As they passed the door to the workroom, Dominic stopped short. He stared at it, and Ardhuin felt herself go cold.
“Don’t!” she cried, just as his hand reached out to touch it.
He could see the wards. The wards on her workroom. What had she done?
Dominic swallowed, his face pale. “It’s moving,” he said, pointi
ng. “How—?”
“No.” There was nothing she could do now. She had taught him too well. “It doesn’t concern you.” She hid her hands in her skirts, so he would not see them shaking.
“This house has a lot of magic,” he said finally.
“Yes.” Her voice was so faint she could barely hear it herself. “And most of it is dangerous.”
Dominic found the book on magic fascinating in many ways. The content, of course, was so distracting he had to force himself to attend to his daily tasks. It appeared to be an introductory text for beginning magicians. Strangely, it had no lettering at all on the binding. It also bore the marks of having been used by a student. Coffee stains, penciled markings, and dogeared corners brought back many memories.
Dominic continued reading it while eating his dinner, reflecting that he had not seen or heard from Ardhuin since she had given it to him. He had overstepped some boundary when he had noticed the magical door. It hadn’t been the first time he’d done something like that, and it was very frustrating to not know where those boundaries were.
He glanced out his window, admiring the view lit by the full moon. The night was beautiful, scattered with stars and edged by the sharp, inky shadows of the trees. Thin clouds faintly veiled the moon.
Dominic returned to the book, absently wishing he had a more comfortable chair. Immersed in his reading, he soon forgot the hard seat, until a knock at his door startled him.

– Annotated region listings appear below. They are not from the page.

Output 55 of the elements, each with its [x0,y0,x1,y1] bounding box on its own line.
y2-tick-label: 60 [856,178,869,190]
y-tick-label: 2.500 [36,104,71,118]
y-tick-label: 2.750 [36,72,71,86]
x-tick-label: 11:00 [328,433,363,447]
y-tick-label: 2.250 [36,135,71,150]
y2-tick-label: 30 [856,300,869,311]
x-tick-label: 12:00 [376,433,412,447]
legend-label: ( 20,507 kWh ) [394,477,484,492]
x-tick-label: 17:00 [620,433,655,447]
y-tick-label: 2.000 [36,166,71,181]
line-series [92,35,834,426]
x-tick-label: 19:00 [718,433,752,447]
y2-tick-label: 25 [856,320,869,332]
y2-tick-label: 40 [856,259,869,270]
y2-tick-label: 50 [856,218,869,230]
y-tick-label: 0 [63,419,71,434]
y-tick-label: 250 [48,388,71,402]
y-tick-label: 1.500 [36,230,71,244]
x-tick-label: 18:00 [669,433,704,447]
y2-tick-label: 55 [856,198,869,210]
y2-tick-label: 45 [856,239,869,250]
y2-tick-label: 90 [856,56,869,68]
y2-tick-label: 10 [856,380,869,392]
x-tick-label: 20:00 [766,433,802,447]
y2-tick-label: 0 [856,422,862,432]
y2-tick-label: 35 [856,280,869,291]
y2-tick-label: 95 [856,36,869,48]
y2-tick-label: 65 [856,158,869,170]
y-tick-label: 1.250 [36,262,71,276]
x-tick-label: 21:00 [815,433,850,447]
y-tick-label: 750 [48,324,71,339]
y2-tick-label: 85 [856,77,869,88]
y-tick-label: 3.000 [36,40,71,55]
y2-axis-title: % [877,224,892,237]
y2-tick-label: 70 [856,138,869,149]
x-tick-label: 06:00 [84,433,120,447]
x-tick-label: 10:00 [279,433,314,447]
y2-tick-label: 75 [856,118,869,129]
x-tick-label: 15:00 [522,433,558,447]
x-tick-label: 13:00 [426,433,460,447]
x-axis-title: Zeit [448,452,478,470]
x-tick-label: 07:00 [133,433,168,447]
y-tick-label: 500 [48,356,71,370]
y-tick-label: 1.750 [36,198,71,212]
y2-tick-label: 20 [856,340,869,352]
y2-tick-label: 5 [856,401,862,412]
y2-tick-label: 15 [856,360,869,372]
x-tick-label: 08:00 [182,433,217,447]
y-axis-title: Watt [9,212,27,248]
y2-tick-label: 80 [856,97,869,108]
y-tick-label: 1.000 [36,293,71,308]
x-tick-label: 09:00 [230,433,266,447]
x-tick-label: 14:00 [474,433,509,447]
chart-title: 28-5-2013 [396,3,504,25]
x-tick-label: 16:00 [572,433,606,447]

In his haste to reach the door he almost knocked his chair over.
He opened the door to disappointment. Instead of Ardhuin, Michel the deliveryman stood outside, his cap crushed in his two strong, capable hands. In the darkness behind him, Dominic could see several other people, some bearing lanterns. Curiosity replaced his first emotion.
“Is there something wrong?” he asked, considerably astonished.
“It's Alain, Madame Daheron's son, gone missing. They think he was coming here, and he's not returned these four hours. We'd….” He gulped, and gripped his cap even more tightly. “We're wanting to look for him.”